After its restrained initial response to the territorial row between Beijing and Tokyo, the Japanese media has started to take a more aggressive tone with a series of reports warning about potential threats from China.
The latest editions of weekly news magazines are pulling no punches with pieces matching the Japanese military against the People's Liberation Army and calling on Japanese firms to move operations out of China amid the East China Sea islands dispute.
The tabloid Shukan Jitsuwa even published a report claiming that Japanese authorities were bracing for an outbreak of "food terrorism" tied to the 60 per cent of Japanese food imports that come from China.
The magazine quoted an unnamed security source as saying the Central Intelligence Agency in the United States had passed along information about "a fanatical right-wing Chinese organisation that is planning to pay some poor worker at a factory to poison food".
Such an incident strained relations between the two neighbours four years ago, when 10 Japanese required hospital treatment after eating frozen gyoza imported from China that had been deliberately laced with a pesticide.

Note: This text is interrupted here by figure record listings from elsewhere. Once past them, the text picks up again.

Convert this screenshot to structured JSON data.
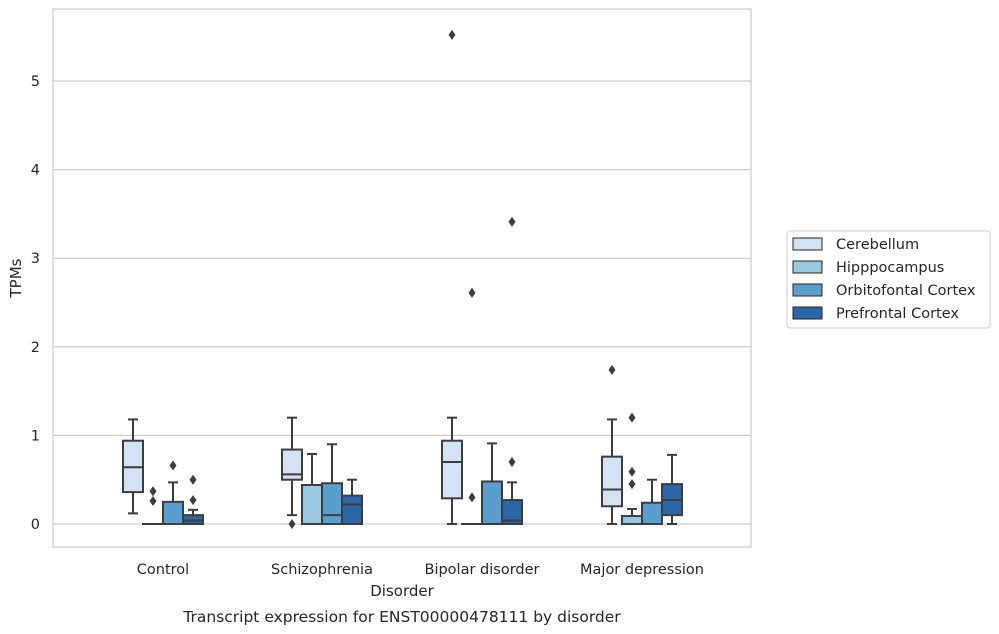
{
  "chart_data": {
    "type": "boxplot",
    "title": "Transcript expression for ENST00000478111 by disorder",
    "xlabel": "Disorder",
    "ylabel": "TPMs",
    "ylim": [
      -0.27,
      5.82
    ],
    "yticks": [
      0,
      1,
      2,
      3,
      4,
      5
    ],
    "grid": "horizontal",
    "legend_position": "right",
    "categories": [
      "Control",
      "Schizophrenia",
      "Bipolar disorder",
      "Major depression"
    ],
    "series": [
      {
        "name": "Cerebellum",
        "color": "#d3e3f3",
        "boxes": [
          {
            "min": 0.12,
            "q1": 0.36,
            "median": 0.64,
            "q3": 0.94,
            "max": 1.18,
            "outliers": []
          },
          {
            "min": 0.1,
            "q1": 0.5,
            "median": 0.56,
            "q3": 0.84,
            "max": 1.2,
            "outliers": [
              0.0
            ]
          },
          {
            "min": 0.0,
            "q1": 0.29,
            "median": 0.7,
            "q3": 0.94,
            "max": 1.2,
            "outliers": [
              5.52
            ]
          },
          {
            "min": 0.0,
            "q1": 0.2,
            "median": 0.39,
            "q3": 0.76,
            "max": 1.18,
            "outliers": [
              1.74
            ]
          }
        ]
      },
      {
        "name": "Hipppocampus",
        "color": "#9ac8e0",
        "boxes": [
          {
            "min": 0.0,
            "q1": 0.0,
            "median": 0.0,
            "q3": 0.0,
            "max": 0.0,
            "outliers": [
              0.26,
              0.37
            ]
          },
          {
            "min": 0.0,
            "q1": 0.0,
            "median": 0.0,
            "q3": 0.44,
            "max": 0.79,
            "outliers": []
          },
          {
            "min": 0.0,
            "q1": 0.0,
            "median": 0.0,
            "q3": 0.0,
            "max": 0.0,
            "outliers": [
              0.3,
              2.61
            ]
          },
          {
            "min": 0.0,
            "q1": 0.0,
            "median": 0.0,
            "q3": 0.09,
            "max": 0.17,
            "outliers": [
              0.45,
              0.59,
              1.2
            ]
          }
        ]
      },
      {
        "name": "Orbitofontal Cortex",
        "color": "#5a9ecd",
        "boxes": [
          {
            "min": 0.0,
            "q1": 0.0,
            "median": 0.0,
            "q3": 0.25,
            "max": 0.47,
            "outliers": [
              0.66
            ]
          },
          {
            "min": 0.0,
            "q1": 0.0,
            "median": 0.1,
            "q3": 0.46,
            "max": 0.9,
            "outliers": []
          },
          {
            "min": 0.0,
            "q1": 0.0,
            "median": 0.0,
            "q3": 0.48,
            "max": 0.91,
            "outliers": []
          },
          {
            "min": 0.0,
            "q1": 0.0,
            "median": 0.0,
            "q3": 0.24,
            "max": 0.5,
            "outliers": []
          }
        ]
      },
      {
        "name": "Prefrontal Cortex",
        "color": "#2967a8",
        "boxes": [
          {
            "min": 0.0,
            "q1": 0.0,
            "median": 0.04,
            "q3": 0.1,
            "max": 0.16,
            "outliers": [
              0.27,
              0.5
            ]
          },
          {
            "min": 0.0,
            "q1": 0.0,
            "median": 0.22,
            "q3": 0.32,
            "max": 0.5,
            "outliers": []
          },
          {
            "min": 0.0,
            "q1": 0.0,
            "median": 0.04,
            "q3": 0.27,
            "max": 0.47,
            "outliers": [
              0.7,
              3.41
            ]
          },
          {
            "min": 0.0,
            "q1": 0.1,
            "median": 0.27,
            "q3": 0.45,
            "max": 0.78,
            "outliers": []
          }
        ]
      }
    ]
  }
}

Until now, Japan's free press has adopted a "softly, softly" approach when covering the flare-up over control over the Diaoyu, or Senkaku, islands, similar to Tokyo's low-key diplomatic effort to smooth relations with Beijing and Taipei, who each claim ownership of the islands.
Such coverage has been bemoaned by the Yomiuri newspaper, Asahi TV and others who worry China's state-run media has seized the advantage and is successfully pressing its case.
The China Daily went so far as to buy adverts in The New York Times and The Washington Post asserting Beijing's claim to the disputed island chain.
Even now, however, Japan's press reports appeared almost entirely directed at a domestic audience, with publications like Shukan Shincho carrying the outcomes of hypothetical military clashes between the two nations.
The magazine concluded that while China holds an advantage in numbers of aircraft and ships, Japanese technology is superior and the Japan Self-Defence Forces could fend off everything short of an all-out assault.
On other hand, China has been rapidly upgrading its military capabilities - introducing stealth fighters, early warning aircraft and its first aircraft carrier - and Japanese media have speculated Beijing may be eager for an armed showdown.
The response and role of the US military is also being discussed at length, given Washington has stated it considers the Diaoyus as Japanese territory covered by its mutual defence pact with Tokyo.
Several publications have urged Japanese firms to withdraw from China and relocate more production facilities to Southeast Asia.
The Shukan Asahi argues Japanese companies can cope without China. The 10 million Chinese employed by Japanese firms, however, would lose their jobs and likely take out their frustrations on Beijing.